Gala memberi tumpangan Asad yang mewujud kera mungil. Ke tempat tiga harimau itu tertangkap. Mereka mengintai dari kejauhan. Mencari kondisi aman untuk membebaskan tiga harimau. Rupanya tidak terlalu jauh dari hutan Ekaka, sedang dibangun hunian, sebuah kota rintisan. Manusia-manusianya membutuhkan hiburan. Pertunjukkan hewan buas yang dijinakkan.
Asad dan Gala meneliti orang-orang ini dengan mewujud layaknya manusia. Ia duduk di antara penonton. Melihat tiga rekan harimaunya diperlakukan bak mainan.
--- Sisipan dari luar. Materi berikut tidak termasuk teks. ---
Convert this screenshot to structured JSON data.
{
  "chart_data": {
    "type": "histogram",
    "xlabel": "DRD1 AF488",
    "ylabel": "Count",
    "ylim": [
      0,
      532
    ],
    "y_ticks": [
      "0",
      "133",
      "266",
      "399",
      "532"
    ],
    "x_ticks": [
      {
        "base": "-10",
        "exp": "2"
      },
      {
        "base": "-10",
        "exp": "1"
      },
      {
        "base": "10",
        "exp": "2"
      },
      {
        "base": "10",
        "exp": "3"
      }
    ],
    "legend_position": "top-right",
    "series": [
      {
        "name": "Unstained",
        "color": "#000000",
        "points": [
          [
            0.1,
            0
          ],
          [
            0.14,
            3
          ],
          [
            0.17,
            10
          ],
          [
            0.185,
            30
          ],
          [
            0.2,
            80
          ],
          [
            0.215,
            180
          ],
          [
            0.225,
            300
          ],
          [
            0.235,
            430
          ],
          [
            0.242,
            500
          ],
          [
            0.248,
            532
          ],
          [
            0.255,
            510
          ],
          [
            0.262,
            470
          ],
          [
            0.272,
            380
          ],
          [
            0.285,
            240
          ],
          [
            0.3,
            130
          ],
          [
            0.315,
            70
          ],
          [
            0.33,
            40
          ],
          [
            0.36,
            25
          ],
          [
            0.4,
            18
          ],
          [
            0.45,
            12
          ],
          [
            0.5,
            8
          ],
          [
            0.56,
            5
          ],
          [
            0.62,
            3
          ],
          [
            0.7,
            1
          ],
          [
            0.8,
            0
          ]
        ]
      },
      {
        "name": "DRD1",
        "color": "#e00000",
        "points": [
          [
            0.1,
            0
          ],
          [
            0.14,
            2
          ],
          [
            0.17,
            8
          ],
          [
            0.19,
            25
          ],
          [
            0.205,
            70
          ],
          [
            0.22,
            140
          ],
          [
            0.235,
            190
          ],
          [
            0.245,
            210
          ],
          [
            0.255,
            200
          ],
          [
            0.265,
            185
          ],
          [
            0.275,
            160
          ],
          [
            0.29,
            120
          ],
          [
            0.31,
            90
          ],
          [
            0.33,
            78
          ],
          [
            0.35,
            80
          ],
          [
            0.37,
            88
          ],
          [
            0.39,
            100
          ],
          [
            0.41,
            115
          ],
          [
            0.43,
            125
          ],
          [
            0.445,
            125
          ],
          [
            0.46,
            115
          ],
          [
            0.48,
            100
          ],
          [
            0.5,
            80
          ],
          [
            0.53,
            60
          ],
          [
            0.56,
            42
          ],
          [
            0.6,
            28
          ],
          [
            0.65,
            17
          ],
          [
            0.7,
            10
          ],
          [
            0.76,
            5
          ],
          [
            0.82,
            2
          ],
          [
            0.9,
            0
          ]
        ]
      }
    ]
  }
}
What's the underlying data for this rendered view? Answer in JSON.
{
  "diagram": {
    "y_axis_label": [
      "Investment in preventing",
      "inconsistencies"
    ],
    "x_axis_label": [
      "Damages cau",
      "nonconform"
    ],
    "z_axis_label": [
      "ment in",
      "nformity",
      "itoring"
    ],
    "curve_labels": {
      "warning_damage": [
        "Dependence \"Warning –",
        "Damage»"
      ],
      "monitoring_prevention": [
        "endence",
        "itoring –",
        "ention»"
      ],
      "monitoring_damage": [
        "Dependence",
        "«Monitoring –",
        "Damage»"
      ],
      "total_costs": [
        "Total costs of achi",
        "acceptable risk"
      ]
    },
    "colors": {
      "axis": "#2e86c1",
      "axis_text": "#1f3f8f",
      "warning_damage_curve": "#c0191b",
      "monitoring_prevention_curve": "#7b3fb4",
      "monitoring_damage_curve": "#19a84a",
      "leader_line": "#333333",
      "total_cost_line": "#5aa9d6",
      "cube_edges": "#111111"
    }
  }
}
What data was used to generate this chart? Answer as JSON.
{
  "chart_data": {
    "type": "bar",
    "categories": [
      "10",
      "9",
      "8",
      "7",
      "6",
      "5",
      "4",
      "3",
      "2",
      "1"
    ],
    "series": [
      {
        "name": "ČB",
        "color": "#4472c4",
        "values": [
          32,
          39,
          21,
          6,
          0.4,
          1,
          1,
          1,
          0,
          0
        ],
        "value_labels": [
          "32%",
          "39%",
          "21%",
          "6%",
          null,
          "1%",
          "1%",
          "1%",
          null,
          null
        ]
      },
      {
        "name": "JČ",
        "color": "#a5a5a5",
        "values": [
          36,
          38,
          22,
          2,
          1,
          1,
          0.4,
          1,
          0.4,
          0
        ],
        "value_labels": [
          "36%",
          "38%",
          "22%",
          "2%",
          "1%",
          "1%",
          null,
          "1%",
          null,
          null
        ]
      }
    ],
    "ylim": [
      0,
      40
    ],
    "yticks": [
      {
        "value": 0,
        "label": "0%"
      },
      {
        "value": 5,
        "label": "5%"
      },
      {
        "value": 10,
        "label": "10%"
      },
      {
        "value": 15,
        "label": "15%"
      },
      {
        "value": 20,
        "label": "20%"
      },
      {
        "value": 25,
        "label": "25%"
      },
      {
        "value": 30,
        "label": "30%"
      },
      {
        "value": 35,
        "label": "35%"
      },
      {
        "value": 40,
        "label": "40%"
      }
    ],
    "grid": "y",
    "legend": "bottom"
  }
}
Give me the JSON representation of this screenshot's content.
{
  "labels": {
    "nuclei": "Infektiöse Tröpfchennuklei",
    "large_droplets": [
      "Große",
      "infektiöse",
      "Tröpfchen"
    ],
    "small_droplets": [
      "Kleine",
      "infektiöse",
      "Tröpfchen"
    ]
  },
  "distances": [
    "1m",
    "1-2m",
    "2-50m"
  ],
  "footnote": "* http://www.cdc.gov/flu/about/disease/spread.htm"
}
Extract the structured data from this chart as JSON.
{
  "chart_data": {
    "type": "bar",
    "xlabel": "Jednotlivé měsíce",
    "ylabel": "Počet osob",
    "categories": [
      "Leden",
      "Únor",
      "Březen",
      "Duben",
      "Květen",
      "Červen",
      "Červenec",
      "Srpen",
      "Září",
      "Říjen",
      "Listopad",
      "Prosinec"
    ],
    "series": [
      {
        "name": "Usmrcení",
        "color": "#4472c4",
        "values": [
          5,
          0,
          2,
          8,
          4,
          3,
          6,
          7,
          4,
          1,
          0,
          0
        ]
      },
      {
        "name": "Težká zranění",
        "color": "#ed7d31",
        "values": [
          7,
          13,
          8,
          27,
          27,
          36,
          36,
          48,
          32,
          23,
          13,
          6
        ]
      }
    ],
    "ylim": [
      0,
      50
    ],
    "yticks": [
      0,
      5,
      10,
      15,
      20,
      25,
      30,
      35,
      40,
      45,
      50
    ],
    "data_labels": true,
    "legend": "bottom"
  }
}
Melompat melewati lingkaran api dan lain-lain. Waktu pertunjukkan usai, Asad segera mengambil posisi. Tiga harimau dimasukkan kerangkeng. Ketika penjaga tidur, Asad mewujud badak bercula. Menyeruduk kerangkeng sampai hancur. Ia temukan pula hewan-hewan yang lain. Gala mewujud elang mematuki gembok kerangkeng di tumpukan atas.
Hiruk pikuk terjadi. Penjaga terbangun gelagapan, mencari senjata yang Gala sudah singkirkan sejauh mungkin. Mereka lari tunggang langgang, barisan hewan-hewan liar pertunjukkan menawarkan ancaman. Asad mewujud harimau, menuntun hewan-hewan itu menuju hutan Ekaka. Kembali ke habitat asli.
Harimau, singa, gajah, kera, kakaktua, beruang. Yang berhasil Asad bebaskan. Menambah anggota baru alam liar Ekaka.
Mamba membawa kabar buruk. Ia berjaga di sungai. Mendapati orang-orang itu datang kembali. Kali ini tidak mengincar hewan-hewan. Melainkan pohon-pohon. “Mereka menebangi pohon kita.” Lapor Mamba.
“Mereka sedang membangun hunian. Dekat Ekaka.”
Beragam usaha tiga Gandaraga itu lakukan untuk memukul mundur para penebang pohon. Tapi mereka telah dipersenjatai senapan yang lebih menyakitkan. Beruang yang berusaha menerkam limbung tertembak kepalanya sampai tembus. Selain itu, mereka membawa mesin besar yang menumbangkan pohon-pohon tinggi seolah bukan apa-apa.
“Apa yang harus kita lakukan?” tanya Gala.
“Segala upaya kita lakukan untuk memukul mundur mereka, tapi kita sendiri yang akhirnya jatuh. Kekuatan kita tak sepadan.” Kata Mamba.
“Kita harus tetap melawan. Jika mereka terus melakukan itu, hutan Ekaka akan semakin sempit dan keseimbangan alam akan terganggu.” Asad mengaum.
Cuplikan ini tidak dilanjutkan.